- Codyville Location within Maine Codyville Location within the United States
- Coordinates: 45°26′23″N 67°41′39″W﻿ / ﻿45.43972°N 67.69417°W
- Country: United States
- State: Maine
- County: Washington

Area
- • Total: 55 sq mi (142 km^{2})
- • Land: 55 sq mi (142 km^{2})
- • Water: 0.20 sq mi (0.52 km^{2})
- Elevation: 390 ft (120 m)

Population (2020)
- • Total: 13
- • Density: 0.24/sq mi (0.092/km^{2})
- Time zone: UTC-5 (Eastern (EST))
- • Summer (DST): UTC-4 (EDT)
- ZIP Codes: 04490 (Topsfield) 04413 (Brookton)
- Area code: 207
- FIPS code: 23-13610
- GNIS feature ID: 582413

= Codyville, Maine =

Codyville is a township in Washington County, Maine, United States, that is part of the unorganized territory of North Washington. The population was 13 at the 2020 census. Codyville was formerly a plantation, but it de-organized in 2019.

==History==
Codyville was named after its first settler and was organized as a plantation in 1872 from Robbins Township (Northern half) and Hingham Academy Grant (Southern Half). After sustaining a steady population decline since the 1930s, the plantation ultimately de-organized in 2019.

==Geography==
According to the United States Census Bureau, the plantation has a total area of 55.0 sqmi, of which 54.8 sqmi is land and 0.2 sqmi, or 0.31%, is water.

==Demographics==

As of the census of 2000, there were 19 people, 9 households, and 6 families residing in the plantation. The population density was 0.3 PD/sqmi. There were 25 housing units at an average density of 0.5 /sqmi. The racial makeup of the plantation was 100.00% White.

There were 9 households, out of which 11.1% had children under the age of 18 living with them, 66.7% were married couples living together, and 33.3% were non-families. 33.3% of all households were made up of individuals, and 33.3% had someone living alone who was 65 years of age or older.
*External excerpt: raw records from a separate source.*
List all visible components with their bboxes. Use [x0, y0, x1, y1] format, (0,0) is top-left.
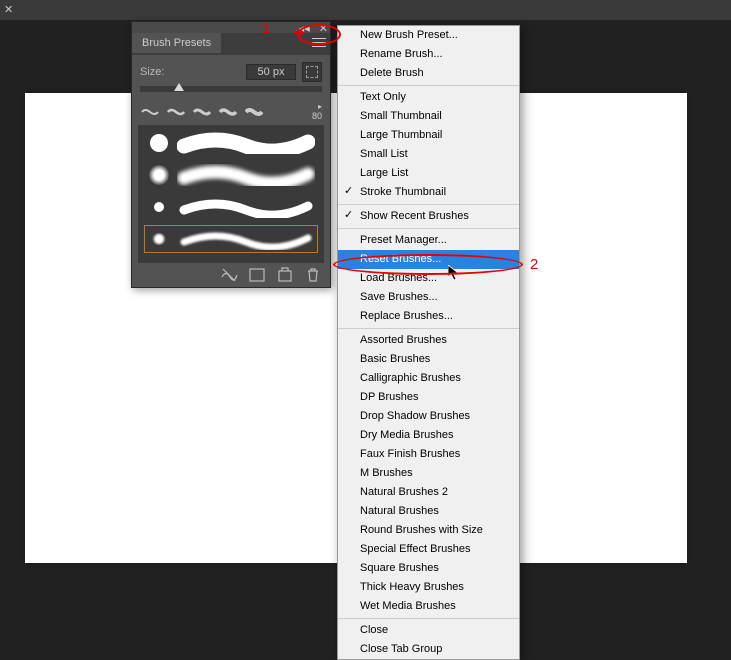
menu-item[interactable]: Replace Brushes... [338, 307, 519, 326]
brush-stroke-item[interactable] [144, 129, 318, 157]
trash-icon[interactable] [304, 267, 322, 283]
menu-item[interactable]: Wet Media Brushes [338, 597, 519, 616]
menu-item[interactable]: Large Thumbnail [338, 126, 519, 145]
dynamics-toggle-icon[interactable] [220, 267, 238, 283]
brush-tip-icon[interactable] [218, 105, 238, 119]
menu-item[interactable]: Small Thumbnail [338, 107, 519, 126]
menu-item[interactable]: Reset Brushes... [338, 250, 519, 269]
menu-item[interactable]: Large List [338, 164, 519, 183]
menu-item[interactable]: Thick Heavy Brushes [338, 578, 519, 597]
new-preset-icon[interactable] [302, 62, 322, 82]
brush-tip-icon[interactable] [192, 105, 212, 119]
menu-item[interactable]: Close Tab Group [338, 640, 519, 659]
menu-item[interactable]: Delete Brush [338, 64, 519, 83]
menu-item[interactable]: Round Brushes with Size [338, 521, 519, 540]
menu-item[interactable]: Faux Finish Brushes [338, 445, 519, 464]
menu-item[interactable]: DP Brushes [338, 388, 519, 407]
menu-item[interactable]: Basic Brushes [338, 350, 519, 369]
menu-item[interactable]: Load Brushes... [338, 269, 519, 288]
menu-item[interactable]: Text Only [338, 88, 519, 107]
menu-item[interactable]: Show Recent Brushes [338, 207, 519, 226]
menu-item[interactable]: Square Brushes [338, 559, 519, 578]
brush-tip-icon[interactable] [140, 105, 160, 119]
menu-item[interactable]: Rename Brush... [338, 45, 519, 64]
size-slider[interactable] [140, 86, 322, 92]
panel-menu-icon[interactable] [312, 38, 326, 48]
brush-presets-panel: ◂◂ ✕ Brush Presets Size: 50 px ▸ 80 [131, 21, 331, 288]
menu-item[interactable]: Natural Brushes [338, 502, 519, 521]
menu-item[interactable]: Drop Shadow Brushes [338, 407, 519, 426]
brush-tip-icon[interactable] [244, 105, 264, 119]
menu-item[interactable]: Stroke Thumbnail [338, 183, 519, 202]
brush-stroke-item[interactable] [144, 225, 318, 253]
brush-stroke-item[interactable] [144, 193, 318, 221]
panel-context-menu: New Brush Preset...Rename Brush...Delete… [337, 25, 520, 660]
menu-item[interactable]: Assorted Brushes [338, 331, 519, 350]
brush-tip-icon[interactable] [166, 105, 186, 119]
menu-item[interactable]: New Brush Preset... [338, 26, 519, 45]
menu-item[interactable]: Natural Brushes 2 [338, 483, 519, 502]
menu-item[interactable]: Dry Media Brushes [338, 426, 519, 445]
opacity-value: 80 [312, 111, 322, 121]
preview-icon[interactable] [248, 267, 266, 283]
menu-item[interactable]: M Brushes [338, 464, 519, 483]
size-label: Size: [140, 66, 164, 78]
menu-item[interactable]: Calligraphic Brushes [338, 369, 519, 388]
size-input[interactable]: 50 px [246, 64, 296, 80]
menu-item[interactable]: Small List [338, 145, 519, 164]
menu-item[interactable]: Save Brushes... [338, 288, 519, 307]
opacity-slider-icon[interactable]: ▸ [318, 102, 322, 111]
save-preset-icon[interactable] [276, 267, 294, 283]
tab-close-icon[interactable]: ✕ [4, 3, 13, 16]
menu-item[interactable]: Special Effect Brushes [338, 540, 519, 559]
panel-header[interactable]: ◂◂ ✕ [132, 22, 330, 33]
tab-brush-presets[interactable]: Brush Presets [132, 33, 221, 53]
brush-stroke-item[interactable] [144, 161, 318, 189]
brush-tip-row: ▸ 80 [132, 98, 330, 125]
menu-item[interactable]: Preset Manager... [338, 231, 519, 250]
The average household size was 2.11 and the average family size was 2.67.

In the plantation the population was spread out, with 5.3% under the age of 18, 10.5% from 18 to 24, 21.1% from 25 to 44, 47.4% from 45 to 64, and 15.8% who were 65 years of age or older. The median age was 50 years. For every 100 females, there were 90.0 males. For every 100 females age 18 and over, there were 100.0 males.

The median income for a household in the plantation was $68,750, and the median income for a family was $85,139. Males had a median income of $55,417 versus $21,250 for females. The per capita income for the plantation was $21,295. None of the population and none of the families were below the poverty line.

Historical population
| Census | Pop. | Note | %± |
| 1860 | 63 |  | — |
| 1870 | 62 |  | −1.6% |
| 1880 | 79 |  | 27.4% |
| 1890 | 72 |  | −8.9% |
| 1900 | 68 |  | −5.6% |
| 1910 | 69 |  | 1.5% |
| 1920 | 80 |  | 15.9% |
| 1930 | 89 |  | 11.3% |
| 1940 | 79 |  | −11.2% |
| 1950 | 62 |  | −21.5% |
| 1960 | 38 |  | −38.7% |
| 1970 | 45 |  | 18.4% |
| 1980 | 43 |  | −4.4% |
| 1990 | 35 |  | −18.6% |
| 2000 | 19 |  | −45.7% |
| 2010 | 24 |  | 26.3% |
| 2020 | 13 |  | −45.8% |
U.S. Decennial Census

==Education==
The Maine Department of Education takes responsibility for coordinating school assignments in the unorganized territory. As of 2025 it assigned Codyville to the following schools of Alternative Organization System 90: East Range II CSD School in Topsfield (K-8 school) and Woodland High School.

Codyville received a school in 1870. It was part of School Union 107 until July 1972 and then joined School Union 108. In 1974 it was to join the East Range II Community School District. When Codyville was to be de-organized, it was to leave the district.